Figure 27–8 Lymph drainage of the bovine thoracic wall and mediastinum. 1, Thoracic duct; 2, cranial sternal lymph nodes; 3, caudal sternal lymph node; 4, cranial mediastinal lymph nodes; 5, middle mediastinal lymph nodes; 6, caudal mediastinal lymph nodes; 7, intercostal and thoracic aortic lymph nodes; 8, tracheobronchial node.
Caudal sternal nodes are concealed below the transverse thoracic muscle on the thoracic floor, while a larger cranial sternal node lies in front of this. These nodes drain the ventral parts of the cranial abdominal and thoracic floors and also receive lymph from overlying muscles of the forelimbs. They direct their outflow to the cranial mediastinal group.
Other important nodes occupy more central positions. A cranial mediastinal group, scattered among various structures near the entrance to the thorax, drains the adjacent part of the mediastinum as well as the dorsal and ventral groups recently mentioned. The outflow goes to the thoracic duct or to one of the tracheal ducts. Middle mediastinal nodes lying to the right of the aortic arch receive lymph from adjacent structures and from a portion of the tracheobronchial nodes. The efferent flow passes in part directly to the thoracic duct, in part to the other mediastinal groups. The tracheobronchial nodes placed directly on the trachea and principal bronchi receive lymph from the lungs and distribute this among the various mediastinal nodes.

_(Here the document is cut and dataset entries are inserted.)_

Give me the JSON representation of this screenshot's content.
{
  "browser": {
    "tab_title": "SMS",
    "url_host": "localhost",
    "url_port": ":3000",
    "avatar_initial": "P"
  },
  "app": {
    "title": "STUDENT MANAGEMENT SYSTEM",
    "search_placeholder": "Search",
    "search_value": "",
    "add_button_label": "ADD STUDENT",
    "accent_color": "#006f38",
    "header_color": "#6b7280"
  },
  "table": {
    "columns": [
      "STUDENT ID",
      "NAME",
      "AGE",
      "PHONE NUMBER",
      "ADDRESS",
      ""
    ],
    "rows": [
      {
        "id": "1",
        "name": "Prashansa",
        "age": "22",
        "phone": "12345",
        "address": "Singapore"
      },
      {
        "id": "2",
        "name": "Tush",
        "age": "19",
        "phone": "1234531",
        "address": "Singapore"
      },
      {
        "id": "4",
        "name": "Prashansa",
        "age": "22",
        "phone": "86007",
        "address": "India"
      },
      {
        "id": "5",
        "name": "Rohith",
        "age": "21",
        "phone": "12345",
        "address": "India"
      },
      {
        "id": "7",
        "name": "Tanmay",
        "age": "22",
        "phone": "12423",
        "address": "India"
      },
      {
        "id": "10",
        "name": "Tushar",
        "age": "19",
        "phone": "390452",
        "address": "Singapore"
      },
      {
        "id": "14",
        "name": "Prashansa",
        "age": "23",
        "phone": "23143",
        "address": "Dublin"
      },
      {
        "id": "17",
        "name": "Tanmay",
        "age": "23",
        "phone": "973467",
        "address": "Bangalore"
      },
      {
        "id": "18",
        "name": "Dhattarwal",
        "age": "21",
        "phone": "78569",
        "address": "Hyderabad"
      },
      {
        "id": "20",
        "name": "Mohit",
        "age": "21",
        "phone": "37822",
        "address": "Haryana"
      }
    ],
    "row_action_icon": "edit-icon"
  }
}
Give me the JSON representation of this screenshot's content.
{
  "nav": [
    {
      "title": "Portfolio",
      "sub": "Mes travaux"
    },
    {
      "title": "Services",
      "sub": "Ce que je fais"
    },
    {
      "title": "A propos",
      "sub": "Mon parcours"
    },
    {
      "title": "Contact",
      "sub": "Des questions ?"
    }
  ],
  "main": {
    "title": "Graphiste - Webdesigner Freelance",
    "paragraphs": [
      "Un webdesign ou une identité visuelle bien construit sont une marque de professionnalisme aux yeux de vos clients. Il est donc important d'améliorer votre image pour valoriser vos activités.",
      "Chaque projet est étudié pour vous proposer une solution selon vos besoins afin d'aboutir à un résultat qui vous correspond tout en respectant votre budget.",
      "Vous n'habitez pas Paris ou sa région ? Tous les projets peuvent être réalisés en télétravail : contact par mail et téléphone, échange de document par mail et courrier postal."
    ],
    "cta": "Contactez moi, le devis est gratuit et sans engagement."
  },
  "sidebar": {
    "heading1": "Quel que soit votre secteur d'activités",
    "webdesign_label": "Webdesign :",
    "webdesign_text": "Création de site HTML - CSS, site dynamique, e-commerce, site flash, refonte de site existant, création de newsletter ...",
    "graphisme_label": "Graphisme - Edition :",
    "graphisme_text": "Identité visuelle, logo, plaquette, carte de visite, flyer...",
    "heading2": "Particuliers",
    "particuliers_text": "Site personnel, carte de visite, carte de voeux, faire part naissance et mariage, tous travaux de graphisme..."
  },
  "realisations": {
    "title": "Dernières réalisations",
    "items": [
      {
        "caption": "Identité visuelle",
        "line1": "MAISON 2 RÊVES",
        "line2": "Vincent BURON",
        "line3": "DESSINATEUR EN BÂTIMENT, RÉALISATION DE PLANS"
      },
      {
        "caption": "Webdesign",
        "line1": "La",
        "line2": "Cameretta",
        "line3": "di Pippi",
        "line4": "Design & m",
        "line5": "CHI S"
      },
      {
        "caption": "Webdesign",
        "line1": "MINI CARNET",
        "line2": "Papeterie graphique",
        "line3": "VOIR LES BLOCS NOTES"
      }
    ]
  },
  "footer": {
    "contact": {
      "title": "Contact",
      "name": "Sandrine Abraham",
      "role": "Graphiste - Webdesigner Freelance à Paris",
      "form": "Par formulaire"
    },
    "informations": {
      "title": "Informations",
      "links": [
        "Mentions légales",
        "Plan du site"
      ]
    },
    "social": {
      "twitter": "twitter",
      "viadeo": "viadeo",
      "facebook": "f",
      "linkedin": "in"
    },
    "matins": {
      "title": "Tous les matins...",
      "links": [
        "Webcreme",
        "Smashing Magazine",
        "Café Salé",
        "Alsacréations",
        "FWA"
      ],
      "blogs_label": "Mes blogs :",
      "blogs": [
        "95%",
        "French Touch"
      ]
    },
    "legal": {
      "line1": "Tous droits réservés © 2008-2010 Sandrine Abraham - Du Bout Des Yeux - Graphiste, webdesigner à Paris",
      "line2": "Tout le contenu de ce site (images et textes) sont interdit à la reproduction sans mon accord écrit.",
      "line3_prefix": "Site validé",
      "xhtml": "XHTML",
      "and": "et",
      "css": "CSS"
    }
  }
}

The caudal mediastinal group comprises only one or two nodes. The larger and possibly solitary node may attain a length of 20 cm; it is flexed to fit over the diaphragm, dorsal to the hiatus, and over the terminal part of the esophagus. Pathological conditions in this node may cause it to press on the esophagus, which would impede the eructation of ruminal gas, or interfere with vagal control of gastric function.
The thoracic duct, into which most of the lymph eventually flows, inclines ventrally over the left face of the trachea to end by opening into the cranial vena cava or one of its tributaries of the left side. The duct is often duplicated for all or part of its course.